The regional council had made a "good effort" to make information available but the reports were technical, long and sometimes posted late or just before submission deadlines.

Other councils had used tribunals, panels or community stake holder groups to publicly explain and present technical reports.

"I think that tribunals and advisory panels are mechanisms that council needs to think about using where you have complex decisions to make. There is vast amount of experience internationally about how to have effective engagement around these issues that require public understanding of science."

Ms Cheyne said there were always tensions between making "timely decisions" on big infrastructure projects versus the time needed to hear public submissions and feedback. It was an area of the Resource Management Act which regularly received criticism.

"I agree there is a need for timely decision making but in cases of very large projects like the Ruataniwha water storage, we need to ensure that there isn't indecent haste that too can be very costly in the long term to the community.

"We can find plenty of examples where projects have been ill advised and I think taking extra time is important to get that buy-in and best information for decision making."

She did not think the project needed to be rushed to avoid any impact from possible Hawke's Bay council amalgamation or change over in staff working on the dam.

"There are plenty of opportunities to obtain specialist advice and I don't see a huge turn over in staff. Changes to local government will come about as a democratic process, what the residents of the region want. I don't see a new structure (council) causing the project to stop."

She also did not think a change in government would bring the dam to a grinding halt. It could become an council election issue however, when people go to vote in October.

"It is starting to become more prominent in the media and problem in discussions around the dining tables, when people chat about the direction that the different councils are taking."

The letter by the Napier and Hastings mayors was "really significant" because it indicated there was "disquiet" in the community about the haste of the Ruataniwha project.

"I think that urban ratepayers will be contributing a lot and they probably don't realise quite how much.
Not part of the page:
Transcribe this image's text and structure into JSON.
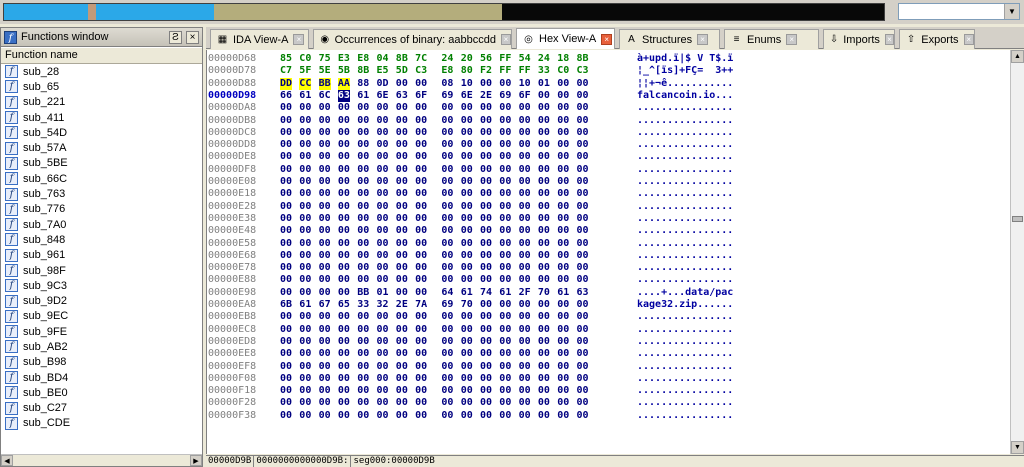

They haven't had the closeness of the decision making process that perhaps the rural community has had.

"There is a lot of poverty in our urban community and those mayors are needing to take some responsibility for what is quite a big financial burden from urban ratepayers."

Ms Cheyne was familiar with the Manawatu and Wanganui regions where the cost of a flood protection scheme was shared between urban and rural people.

It provided "a clear and direct" benefit to the urban community in Wanganui and Palmerston North because it protected the investment in real estate in urban areas.

"It is fair to say urban community benefits from the productivity of the agricultural sector (in Hawke's Bay), we are inter-connected. But there isn't the direct visible benefit (with the dam) and it's not, I think, immediate. There isn't a complete disconnect but not that really tight connection in the Horizons (Wanganui/Manawatu) region.

"Therefore you have to say who really are the beneficiaries of this expenditure and I think urban ratepayers certainly need to take a lot more interest for what the implications of this is for their rates."